Daniel Albuquerque's decision to do his MSc in Global Logistics at KLU not only made a long-standing dream come true. It also opened the door to exciting opportunities for progressing in his career.

Albuquerque’s job is to get things rolling. After receiving his MSc in Global Logistics from KLU in 2015, the 34-year-old recently returned to his native Brazil to take up the role of chief business development officer at Contrail Logistics SA, a logistics operator specialized in Brazilian container rail transport. The company is located close to the Port of Santos, the main seaport complex in the region, however rail transport’s current share of the port’s business is only 3%. Albuquerque and his company have taken on the challenge of significantly increasing that figure.

Originally from Fortaleza, the fifth biggest city in Brazil and a mere 3,000 km to the north of Santos, Albuquerque trained as a mechanical engineer before joining the Brazilian steel giant Gerdau. The company has mills scattered throughout North and South America and he rose to the position of head of logistics at the company’s Cearense steel plant. One incentive to join it, Albuquerque says, was the opportunity to follow an international career path and acquire at least a few years of overseas experience. But the 2008 global financial crisis and an apparent shortage of highly skilled people in Brazil led Gerdau to persuade him that the best place for his career was at home. “After that, I started to pursue the dream of having an international experience on my own,” he said. He planned and communicated his dream to the company.

Albuquerque also holds an MBA from the Funda-ção Getulio Vargas in Brazil, and based on some of the best results of his career at Gerdau, he enrolled at KLU in 2013. “I applied to several business and logistics universities,” he explained. “The content of the KLU program itself, the opportunity to boost my ‘international experience project’ with a semester abroad while getting to know another great university (Erasmus University in Rotterdam), and a dedicated career and development team that would show us the relevant skills for entering a new working environment with many different cultural aspects – those were the main points for deciding in favor of KLU.”

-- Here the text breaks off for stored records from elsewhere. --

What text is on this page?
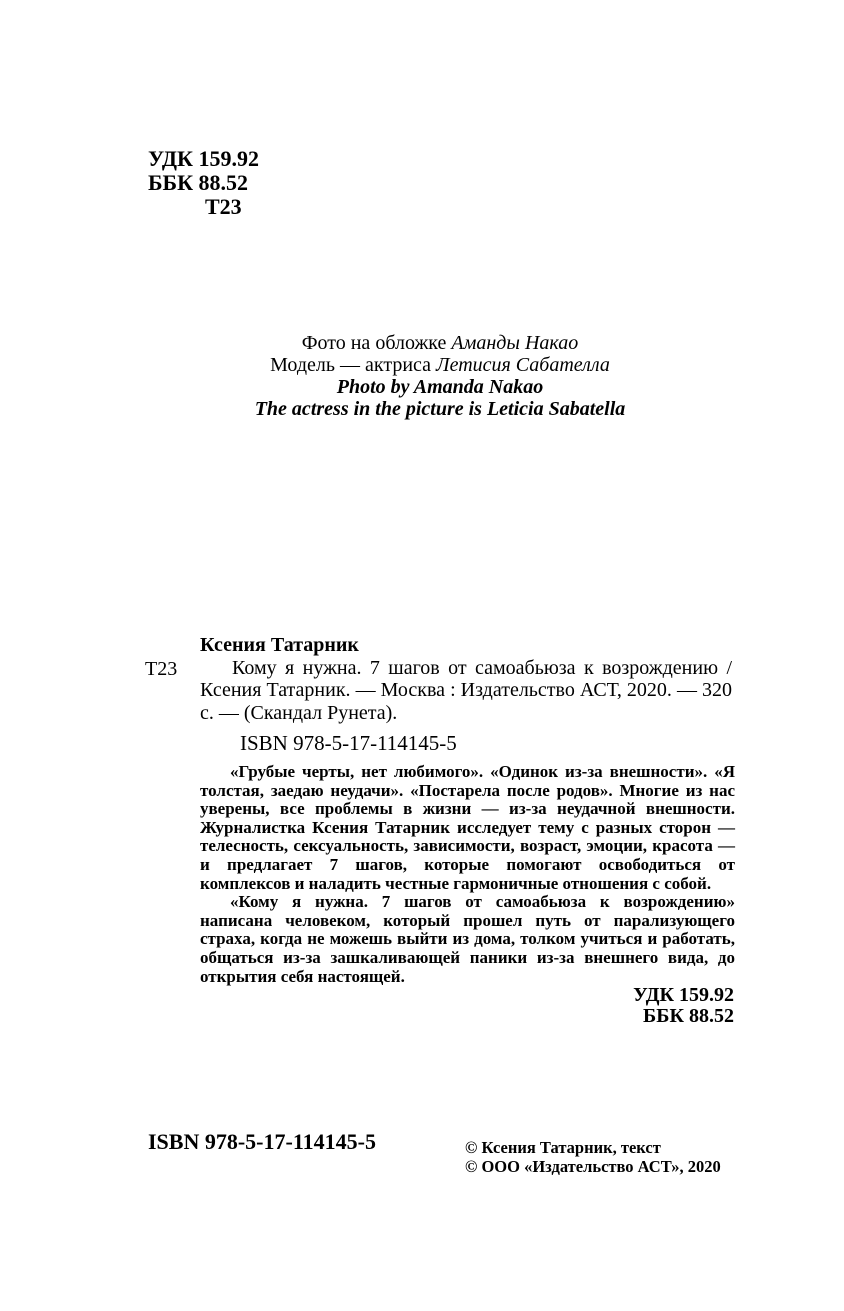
УДК 159.92
ББК 88.52
Т23
Фото на обложке Аманды Накао
Модель — актриса Летисия Сабателла
Photo by Amanda Nakao
The actress in the picture is Leticia Sabatella
Т23
Ксения Татарник

Кому я нужна. 7 шагов от самоабьюза к возрождению / Ксения Татарник. — Москва : Издательство АСТ, 2020. — 320 с. — (Скандал Рунета).

ISBN 978-5-17-114145-5

«Грубые черты, нет любимого». «Одинок из-за внешности». «Я толстая, заедаю неудачи». «Постарела после родов». Многие из нас уверены, все проблемы в жизни — из-за неудачной внешности. Журналистка Ксения Татарник исследует тему с разных сторон — телесность, сексуальность, зависимости, возраст, эмоции, красота — и предлагает 7 шагов, которые помогают освободиться от комплексов и наладить честные гармоничные отношения с собой.

«Кому я нужна. 7 шагов от самоабьюза к возрождению» написана человеком, который прошел путь от парализующего страха, когда не можешь выйти из дома, толком учиться и работать, общаться из-за зашкаливающей паники из-за внешнего вида, до открытия себя настоящей.

УДК 159.92
ББК 88.52
ISBN 978-5-17-114145-5	© Ксения Татарник, текст
© ООО «Издательство АСТ», 2020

It’s a decision that has paid dividends. After completing a business development internship at the Volkswagen headquarters in Wolfsburg during his studies, Albuquerque was working on his master’s thesis on the key account planning process at Kühne & Nagel when he was approached by Eurogate, one of Europe’s largest container terminal operators. Eurogate had seen in his CV in KLU’s annual CV book – a publication containing resumes of students and graduates distributed to companies around the world.

“We began negotiations at the end of July 2015 and I started at the Eurogate container terminal in Hamburg on the first of October that year,” he said. “Our objective was to provide me with additional technical tools, share benchmark practices from the German intermodal cluster, and send me to represent them at Contrail Logística SA -their first acquisition in Brazil.” Equipped with his newly acquired knowledge and skills, he joined the Brazilian company in January 2016.

“I’m now the chief business development officer and work to improve the organization’s market position. My focuses include helping to define long-term organizational strategic goals, identify business opportunities and participate in the development and implementation of the sales strategy,” Albuquerque explained. “My role also involves an operations-related agenda and I’m contributing to the development of rail centers for cargo consolidation, the consolidation of the rail hub at the Port of Santos Intermodal Terminal, and leading a simulation project for identifying the key levers for a rail hub in Santos.”

Brazil is a country on the move. It currently boasts the seventh largest economy in the world and it is widely predicted that the 200-million strong country will overtake the GDPs of France and the United Kingdom by 2025. Brazil also accounts for over $350 billion of Latin America’s logistics revenue, having more than doubled its share in the last decade.

Naturally, the country and region can benefit from the increased use of rail to transport materials, goods and products. “However, we need to change people’s opinions of rail in terms of service level, delivering port-to-door solutions that attend to our customers’ needs and then change the current share of container transport by rail,” Albuquerque said. “This is where Contrail comes in. We are here to help implement the change that happened decades ago in Germany, aiming to develop the intermodal transport that levered the country to where it stands today: boasting the best logistics performance index in the world. We have a lot to do!”

It’s a challenge that his studies and experiences at KLU have prepared him for, Albuquerque says: “Every day I have the feeling that I made the right decision. The experience was essential for my next professional steps.”